Financial Guarantees Contracts and Credit Insurance

Date recorded:


In previous meetings, the topic of whether accounting for financial guarantee contracts should be in accordance with IAS 39 or IFRS 4 has been discussed at length, with different possible approaches considered. However, the costs and benefits of this project, had in the past, led to a proposal to drop the project. However, the project was re-discussed by the Board.

The approach considered was to apply IFRS 4 if certain 'insurance' characteristics are significant, otherwise default to IAS 39.

The insurance characteristics are those that are commonly found in credit insurance contracts, but less commonly found in financial guarantees issued by banks; and those that generate accounting issues that are difficult to resolve in the short term (eg regular premiums, subrogation rights, significant origination costs, participation features).

The proposed features are as follows:

  • Relatively significant direct acquisition costs.
  • The overall final premium for the contract can be determined only at the end of the contract period because the contract contains:
    • profit sharing features or premium adjustments based on experience.
    • discretionary participation features (as defined in IFRS 4).
    • a method for determining the premium that depends on the total sales for the period.
  • The premium is paid in instalments over the term of the contract rather than at inception.
  • Payments to the counterparty are reduced by deductibles.
  • Reinsurance contracts may be available to mitigate risk.

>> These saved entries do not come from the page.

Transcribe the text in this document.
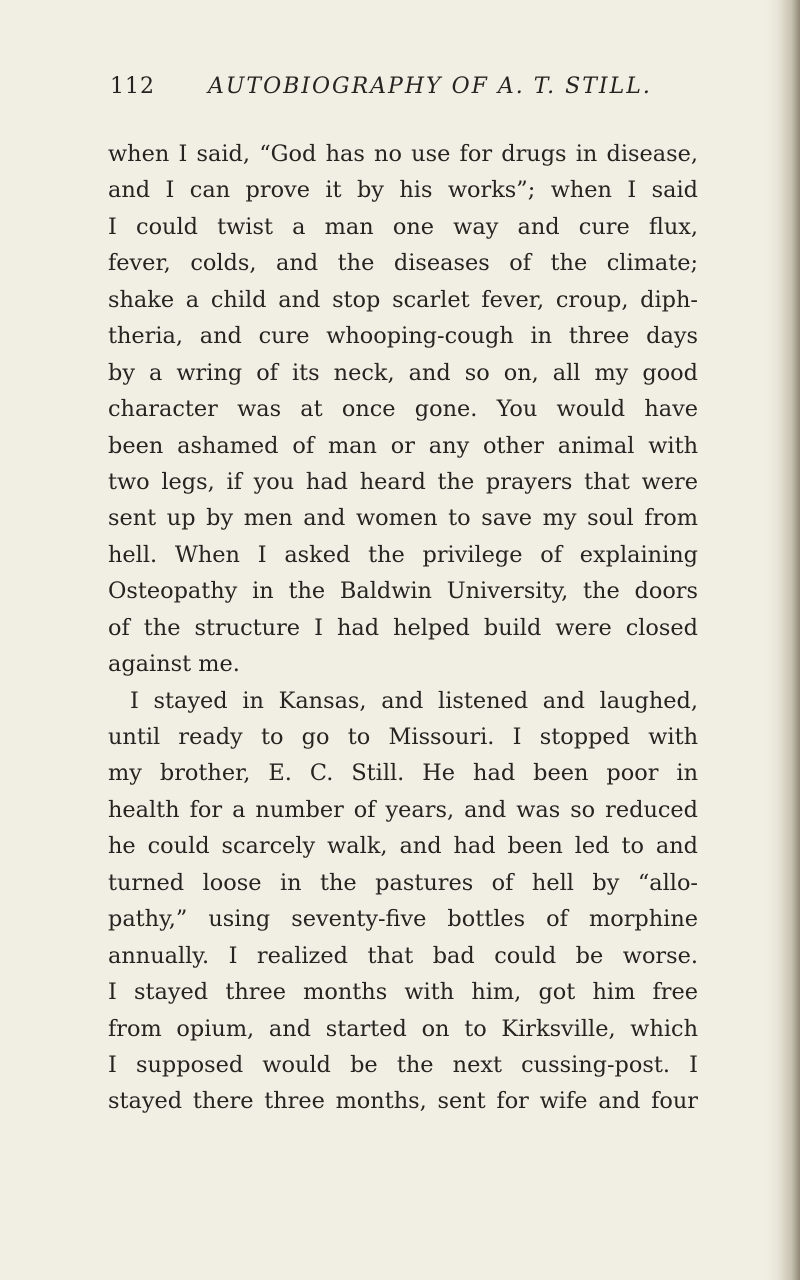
112 AUTOBIOGRAPHY OF A. T. STILL.
when I said, “God has no use for drugs in disease,
and I can prove it by his works”; when I said
I could twist a man one way and cure flux,
fever, colds, and the diseases of the climate;
shake a child and stop scarlet fever, croup, diph-
theria, and cure whooping-cough in three days
by a wring of its neck, and so on, all my good
character was at once gone. You would have
been ashamed of man or any other animal with
two legs, if you had heard the prayers that were
sent up by men and women to save my soul from
hell. When I asked the privilege of explaining
Osteopathy in the Baldwin University, the doors
of the structure I had helped build were closed
against me.
I stayed in Kansas, and listened and laughed,
until ready to go to Missouri. I stopped with
my brother, E. C. Still. He had been poor in
health for a number of years, and was so reduced
he could scarcely walk, and had been led to and
turned loose in the pastures of hell by “allo-
pathy,” using seventy-five bottles of morphine
annually. I realized that bad could be worse.
I stayed three months with him, got him free
from opium, and started on to Kirksville, which
I supposed would be the next cussing-post. I
stayed there three months, sent for wife and four
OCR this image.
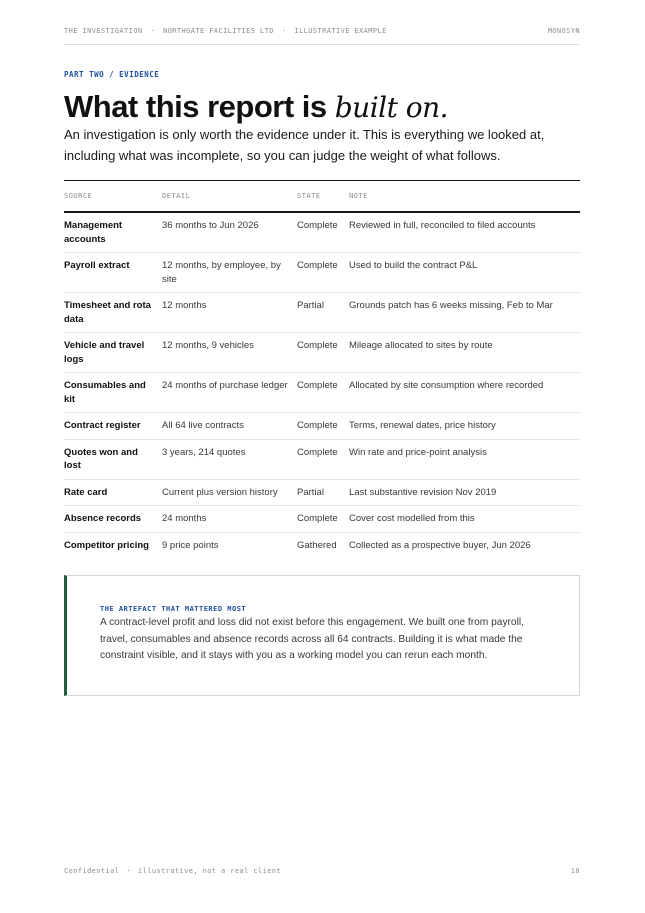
THE INVESTIGATION · NORTHGATE FACILITIES LTD · ILLUSTRATIVE EXAMPLE	MONOSYN
PART TWO / EVIDENCE
What this report is built on.

An investigation is only worth the evidence under it. This is everything we looked at, including what was incomplete, so you can judge the weight of what follows.

SOURCE	DETAIL	STATE	NOTE
Management accounts	36 months to Jun 2026	Complete	Reviewed in full, reconciled to filed accounts
Payroll extract	12 months, by employee, by site	Complete	Used to build the contract P&L
Timesheet and rota data	12 months	Partial	Grounds patch has 6 weeks missing, Feb to Mar
Vehicle and travel logs	12 months, 9 vehicles	Complete	Mileage allocated to sites by route
Consumables and kit	24 months of purchase ledger	Complete	Allocated by site consumption where recorded
Contract register	All 64 live contracts	Complete	Terms, renewal dates, price history
Quotes won and lost	3 years, 214 quotes	Complete	Win rate and price-point analysis
Rate card	Current plus version history	Partial	Last substantive revision Nov 2019
Absence records	24 months	Complete	Cover cost modelled from this
Competitor pricing	9 price points	Gathered	Collected as a prospective buyer, Jun 2026
THE ARTEFACT THAT MATTERED MOST

A contract-level profit and loss did not exist before this engagement. We built one from payroll, travel, consumables and absence records across all 64 contracts. Building it is what made the constraint visible, and it stays with you as a working model you can rerun each month.

Confidential · illustrative, not a real client	10
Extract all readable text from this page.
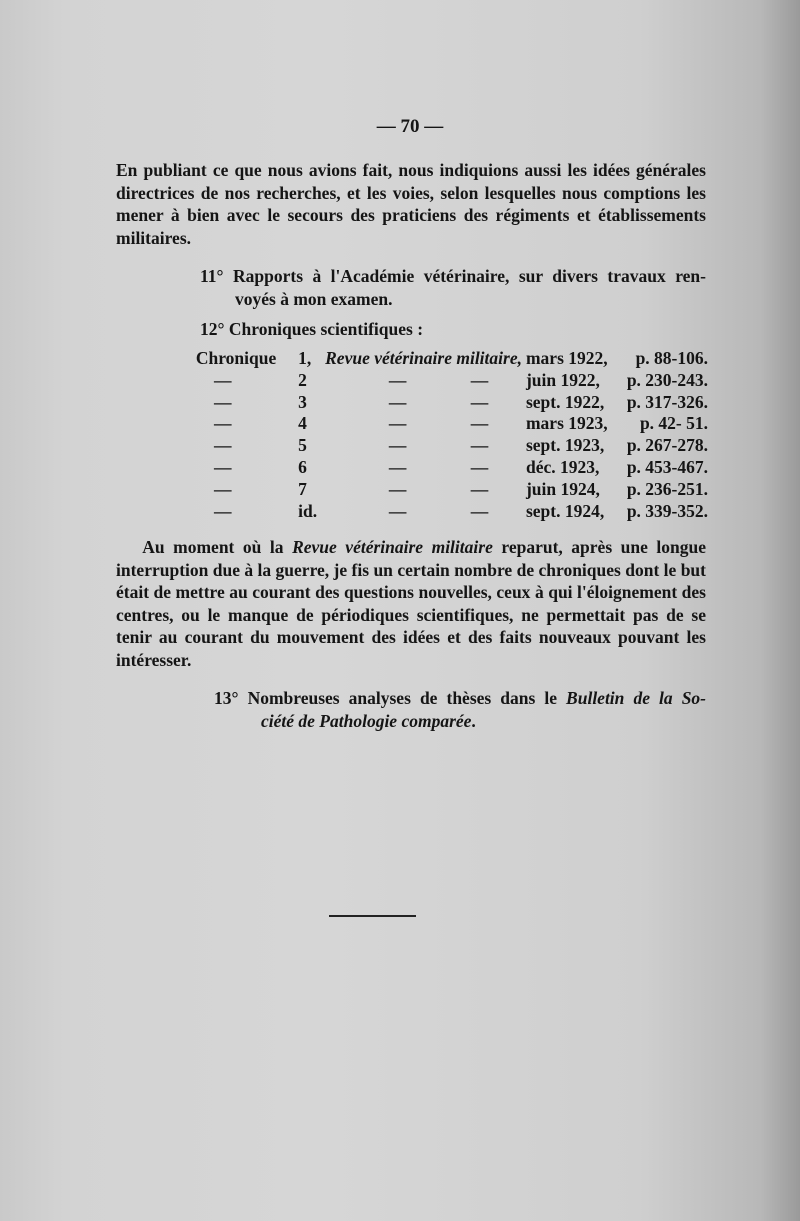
— 70 —

En publiant ce que nous avions fait, nous indiquions aussi les idées générales directrices de nos recherches, et les voies, selon lesquelles nous comptions les mener à bien avec le secours des praticiens des régiments et établissements militaires.

11° Rapports à l'Académie vétérinaire, sur divers travaux ren-
voyés à mon examen.
12° Chroniques scientifiques :
Chronique	1,	Revue vétérinaire militaire,	mars 1922,	p. 88-106.
—	2	— —	juin 1922,	p. 230-243.
—	3	— —	sept. 1922,	p. 317-326.
—	4	— —	mars 1923,	p. 42- 51.
—	5	— —	sept. 1923,	p. 267-278.
—	6	— —	déc. 1923,	p. 453-467.
—	7	— —	juin 1924,	p. 236-251.
—	id.	— —	sept. 1924,	p. 339-352.

  Au moment où la Revue vétérinaire militaire reparut, après une longue interruption due à la guerre, je fis un certain nombre de chroniques dont le but était de mettre au courant des questions nouvelles, ceux à qui l'éloignement des centres, ou le manque de périodiques scientifiques, ne permettait pas de se tenir au courant du mouvement des idées et des faits nouveaux pouvant les intéresser.

13° Nombreuses analyses de thèses dans le Bulletin de la So-
ciété de Pathologie comparée.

Whilst several Board members still believed the project should be dropped, the following reasons to keep the project were raised:

  • It deals more with accounting issues (than contract details), which is useful.
  • It gives guidance to non-insurance companies on how to account for guarantees.
  • If dropped, entities will revert to the guidance given by the local regulators, which vary all over the world.
The Board voted 7 - 5 to make one last attempt at this project, with certain concerns being addressed:

  • More rigorous criteria (the current insurance characteristics noted above are too open). Wording to be amended to try and push banks into applying IAS 39, and insurance companies towards IFRS 4.
  • Disclosures in the respective standards to be followed. (The original proposal was to have a catch all disclosure regardless of which standard was applied).

The possible exemption for inter-company guarantees is to be re-discussed at the next meeting.